The presence of published work, she said, both in print and even online, cement people’s words, emotions and experiences as a permanent part of history, “a sort of historical texts, that describe experiences, feelings, challenges, conflicts and an art form in response to that time.”
Rantisi added, “Literature and arts in general are the first things that slip through the cracks if nobody takes care [of them]. In times of catastrophe, the important thing is to [support] people who need food and basic [necessities] and so art and literature are always considered to be this kind of extra… But after the dust settles, we have to also make sure that what we built can survive as well.”
More than 20 months after the country was shaken to its core, healing has come with time for some.
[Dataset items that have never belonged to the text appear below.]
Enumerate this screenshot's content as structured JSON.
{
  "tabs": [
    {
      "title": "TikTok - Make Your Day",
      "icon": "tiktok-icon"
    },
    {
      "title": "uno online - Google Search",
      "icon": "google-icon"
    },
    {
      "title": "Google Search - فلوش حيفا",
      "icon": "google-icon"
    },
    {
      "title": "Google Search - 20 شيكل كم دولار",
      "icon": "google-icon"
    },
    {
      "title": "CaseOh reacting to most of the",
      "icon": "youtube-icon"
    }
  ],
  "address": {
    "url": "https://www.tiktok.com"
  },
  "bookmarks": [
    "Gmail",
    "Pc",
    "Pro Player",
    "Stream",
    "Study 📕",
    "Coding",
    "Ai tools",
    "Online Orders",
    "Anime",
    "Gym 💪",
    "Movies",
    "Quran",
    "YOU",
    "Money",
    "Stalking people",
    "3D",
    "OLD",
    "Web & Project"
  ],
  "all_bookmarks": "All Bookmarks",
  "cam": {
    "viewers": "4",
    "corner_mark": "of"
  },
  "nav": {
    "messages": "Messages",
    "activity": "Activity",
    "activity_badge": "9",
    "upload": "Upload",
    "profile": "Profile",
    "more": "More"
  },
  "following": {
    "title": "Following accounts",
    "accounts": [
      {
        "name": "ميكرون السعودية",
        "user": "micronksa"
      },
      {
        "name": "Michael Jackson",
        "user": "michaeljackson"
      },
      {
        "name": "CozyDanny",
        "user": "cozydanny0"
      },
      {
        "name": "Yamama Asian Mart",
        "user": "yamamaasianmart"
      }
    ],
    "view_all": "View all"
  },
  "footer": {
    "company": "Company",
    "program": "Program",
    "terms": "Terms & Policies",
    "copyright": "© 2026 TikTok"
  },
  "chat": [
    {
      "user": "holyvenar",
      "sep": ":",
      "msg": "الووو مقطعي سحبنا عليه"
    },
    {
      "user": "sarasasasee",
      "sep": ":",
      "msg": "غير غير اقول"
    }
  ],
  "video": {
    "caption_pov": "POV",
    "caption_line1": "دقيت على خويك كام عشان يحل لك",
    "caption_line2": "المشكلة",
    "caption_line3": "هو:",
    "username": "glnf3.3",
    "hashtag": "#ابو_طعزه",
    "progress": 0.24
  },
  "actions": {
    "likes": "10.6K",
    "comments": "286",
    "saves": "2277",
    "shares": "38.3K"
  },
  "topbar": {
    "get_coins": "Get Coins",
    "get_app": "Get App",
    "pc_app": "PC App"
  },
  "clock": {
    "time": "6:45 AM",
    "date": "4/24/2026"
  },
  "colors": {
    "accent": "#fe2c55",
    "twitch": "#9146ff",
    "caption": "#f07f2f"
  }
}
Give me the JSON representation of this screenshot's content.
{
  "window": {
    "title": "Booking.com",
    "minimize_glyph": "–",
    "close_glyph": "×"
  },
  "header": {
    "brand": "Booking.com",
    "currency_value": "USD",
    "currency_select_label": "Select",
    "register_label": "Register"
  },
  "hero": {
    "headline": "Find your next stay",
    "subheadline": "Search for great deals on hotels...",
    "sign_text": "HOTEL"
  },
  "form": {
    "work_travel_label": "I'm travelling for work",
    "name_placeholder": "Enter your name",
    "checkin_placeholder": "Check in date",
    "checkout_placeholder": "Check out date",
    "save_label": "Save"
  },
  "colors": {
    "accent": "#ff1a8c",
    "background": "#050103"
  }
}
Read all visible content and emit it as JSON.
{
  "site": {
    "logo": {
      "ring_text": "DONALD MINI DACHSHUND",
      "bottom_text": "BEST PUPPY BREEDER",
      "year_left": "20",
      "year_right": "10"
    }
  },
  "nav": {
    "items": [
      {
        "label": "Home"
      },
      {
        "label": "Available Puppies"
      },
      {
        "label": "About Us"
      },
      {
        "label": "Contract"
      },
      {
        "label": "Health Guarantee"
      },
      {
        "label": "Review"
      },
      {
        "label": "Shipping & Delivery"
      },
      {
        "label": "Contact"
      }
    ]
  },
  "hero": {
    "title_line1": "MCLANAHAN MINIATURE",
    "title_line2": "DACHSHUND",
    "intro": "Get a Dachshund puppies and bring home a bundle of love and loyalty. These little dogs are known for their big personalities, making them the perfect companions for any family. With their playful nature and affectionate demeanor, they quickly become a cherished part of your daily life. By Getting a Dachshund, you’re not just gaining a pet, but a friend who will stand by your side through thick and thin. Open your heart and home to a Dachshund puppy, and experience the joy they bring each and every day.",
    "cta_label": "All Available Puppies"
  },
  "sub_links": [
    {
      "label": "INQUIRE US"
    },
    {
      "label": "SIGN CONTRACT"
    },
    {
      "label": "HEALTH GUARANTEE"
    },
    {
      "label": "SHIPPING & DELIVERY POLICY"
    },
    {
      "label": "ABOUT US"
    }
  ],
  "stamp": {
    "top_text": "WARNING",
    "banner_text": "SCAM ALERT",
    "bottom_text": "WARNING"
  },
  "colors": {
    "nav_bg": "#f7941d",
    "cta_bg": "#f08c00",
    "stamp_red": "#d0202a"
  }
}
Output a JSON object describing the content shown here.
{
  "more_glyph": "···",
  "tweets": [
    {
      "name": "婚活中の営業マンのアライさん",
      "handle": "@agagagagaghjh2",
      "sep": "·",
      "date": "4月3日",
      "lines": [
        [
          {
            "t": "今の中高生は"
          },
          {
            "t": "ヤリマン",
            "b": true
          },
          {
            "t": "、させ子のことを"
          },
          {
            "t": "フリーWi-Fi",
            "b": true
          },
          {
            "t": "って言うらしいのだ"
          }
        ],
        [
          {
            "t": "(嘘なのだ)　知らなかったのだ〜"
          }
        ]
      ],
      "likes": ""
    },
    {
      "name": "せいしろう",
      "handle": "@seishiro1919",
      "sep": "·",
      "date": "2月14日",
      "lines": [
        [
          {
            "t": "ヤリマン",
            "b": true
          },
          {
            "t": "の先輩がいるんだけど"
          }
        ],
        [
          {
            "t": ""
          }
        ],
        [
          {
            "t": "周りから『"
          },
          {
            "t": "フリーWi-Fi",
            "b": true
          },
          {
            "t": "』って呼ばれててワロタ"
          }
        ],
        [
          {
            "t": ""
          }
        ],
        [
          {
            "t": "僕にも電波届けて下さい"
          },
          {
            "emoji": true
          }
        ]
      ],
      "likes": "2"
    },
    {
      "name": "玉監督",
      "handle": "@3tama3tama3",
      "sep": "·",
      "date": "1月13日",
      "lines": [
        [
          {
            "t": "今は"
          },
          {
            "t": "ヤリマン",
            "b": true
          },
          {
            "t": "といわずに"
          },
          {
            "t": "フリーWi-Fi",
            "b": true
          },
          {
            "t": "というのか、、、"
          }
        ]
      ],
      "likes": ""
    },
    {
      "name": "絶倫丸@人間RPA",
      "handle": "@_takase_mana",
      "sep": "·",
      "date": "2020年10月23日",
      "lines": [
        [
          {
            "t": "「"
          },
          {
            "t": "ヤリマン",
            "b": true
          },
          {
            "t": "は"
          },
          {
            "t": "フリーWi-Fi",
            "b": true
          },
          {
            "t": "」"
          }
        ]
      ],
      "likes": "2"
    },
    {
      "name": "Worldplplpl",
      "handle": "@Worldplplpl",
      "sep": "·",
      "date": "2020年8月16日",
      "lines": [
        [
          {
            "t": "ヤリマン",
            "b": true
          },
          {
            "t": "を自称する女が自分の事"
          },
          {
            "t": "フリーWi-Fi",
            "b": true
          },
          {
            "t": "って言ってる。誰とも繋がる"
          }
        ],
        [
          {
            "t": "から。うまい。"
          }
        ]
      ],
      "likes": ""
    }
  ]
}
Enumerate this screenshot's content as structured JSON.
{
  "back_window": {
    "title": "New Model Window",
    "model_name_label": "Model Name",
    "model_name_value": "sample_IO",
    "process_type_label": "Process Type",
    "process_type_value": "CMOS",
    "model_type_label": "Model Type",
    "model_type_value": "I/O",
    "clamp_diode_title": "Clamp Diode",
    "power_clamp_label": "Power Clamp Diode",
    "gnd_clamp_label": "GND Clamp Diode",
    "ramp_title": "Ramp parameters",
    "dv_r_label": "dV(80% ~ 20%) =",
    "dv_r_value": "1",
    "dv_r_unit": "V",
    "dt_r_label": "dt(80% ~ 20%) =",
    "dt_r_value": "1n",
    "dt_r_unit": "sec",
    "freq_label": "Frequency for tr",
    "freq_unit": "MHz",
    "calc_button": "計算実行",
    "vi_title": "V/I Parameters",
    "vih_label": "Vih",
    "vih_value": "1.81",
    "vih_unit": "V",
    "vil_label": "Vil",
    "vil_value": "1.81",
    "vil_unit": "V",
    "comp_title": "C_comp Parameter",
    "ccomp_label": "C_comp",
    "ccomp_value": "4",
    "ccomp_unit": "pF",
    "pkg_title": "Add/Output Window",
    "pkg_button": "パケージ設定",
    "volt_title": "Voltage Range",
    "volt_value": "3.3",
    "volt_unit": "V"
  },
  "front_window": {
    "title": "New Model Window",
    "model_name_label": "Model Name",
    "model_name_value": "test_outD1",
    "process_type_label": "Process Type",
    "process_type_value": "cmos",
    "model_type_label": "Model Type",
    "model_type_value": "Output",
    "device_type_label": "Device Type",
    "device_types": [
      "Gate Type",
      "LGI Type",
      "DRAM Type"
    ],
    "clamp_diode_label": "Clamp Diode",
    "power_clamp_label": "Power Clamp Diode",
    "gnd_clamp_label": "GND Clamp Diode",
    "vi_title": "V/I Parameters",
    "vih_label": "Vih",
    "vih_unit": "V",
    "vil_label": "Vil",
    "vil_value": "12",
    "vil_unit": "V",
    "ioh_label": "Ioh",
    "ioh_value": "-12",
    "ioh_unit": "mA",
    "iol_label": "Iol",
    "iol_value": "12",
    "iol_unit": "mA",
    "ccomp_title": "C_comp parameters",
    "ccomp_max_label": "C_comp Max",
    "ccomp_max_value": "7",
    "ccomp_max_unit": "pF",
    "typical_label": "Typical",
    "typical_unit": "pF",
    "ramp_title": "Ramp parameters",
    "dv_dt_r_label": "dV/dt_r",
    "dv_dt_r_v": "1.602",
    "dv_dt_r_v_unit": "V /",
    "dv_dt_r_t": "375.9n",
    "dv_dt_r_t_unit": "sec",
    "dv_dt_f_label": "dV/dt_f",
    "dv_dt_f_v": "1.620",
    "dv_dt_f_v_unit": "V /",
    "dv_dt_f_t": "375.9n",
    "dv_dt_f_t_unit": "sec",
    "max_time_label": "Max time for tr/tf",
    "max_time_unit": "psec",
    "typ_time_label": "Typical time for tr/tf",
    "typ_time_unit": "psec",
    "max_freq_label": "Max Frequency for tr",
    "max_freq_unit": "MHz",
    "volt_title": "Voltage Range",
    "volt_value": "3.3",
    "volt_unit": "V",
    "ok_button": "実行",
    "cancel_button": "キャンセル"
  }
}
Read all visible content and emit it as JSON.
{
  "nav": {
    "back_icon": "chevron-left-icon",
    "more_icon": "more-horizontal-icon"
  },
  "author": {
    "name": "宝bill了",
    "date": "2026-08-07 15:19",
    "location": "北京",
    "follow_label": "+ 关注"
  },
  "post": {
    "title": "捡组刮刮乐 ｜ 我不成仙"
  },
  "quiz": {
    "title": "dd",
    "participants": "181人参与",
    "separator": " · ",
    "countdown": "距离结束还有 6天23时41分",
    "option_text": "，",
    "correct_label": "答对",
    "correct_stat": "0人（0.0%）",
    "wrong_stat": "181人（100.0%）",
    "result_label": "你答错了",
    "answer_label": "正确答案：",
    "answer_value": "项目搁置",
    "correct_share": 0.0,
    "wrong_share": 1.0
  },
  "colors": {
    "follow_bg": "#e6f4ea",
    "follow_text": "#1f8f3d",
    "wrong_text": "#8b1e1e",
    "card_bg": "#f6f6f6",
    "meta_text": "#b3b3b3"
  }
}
For others, to heal from such a tragedy, to move on with life while no justice has been served, no conclusions reached, no reparations provided, is wishful thinking.
“I did a time lap into the future; imagining my life without my mother and all her positive values and her joy of life. I knew I would not see her smile, her tears, and her pride in me if she left me. What would I do without her? How was my family going to fill the emptiness? What would this mean to me? My role in the family? How would I feel? How would I be treated? How could I go on with my life?” wrote Papazian in her book.
“I would have loved to learn more about her, like her teenage years, where I am now. I'm 17, about to turn 18. I really want to know what her experience was at my age,” Papazian told L’Orient Today with a wide smile on her face as she imagined her mother as a youngster.
She won't have the chance to hear all of her mother's stories, but Papazian said she can “speak up for what is right."
“I feel like there are a lot of people who still remain silent, they feel scared, they feel threatened by an outside force, or for some [other] reason,” she said. “I don't want people to start forgetting the explosion. We shouldn’t just protest or speak up [on the fourth of every month]. We need to do that every day. And that’s what I’m doing. Every day.”
The book is being sold at Aaliya’s Books, Librarie Antoine, Halabi Bookshop and via Buy Lebanese.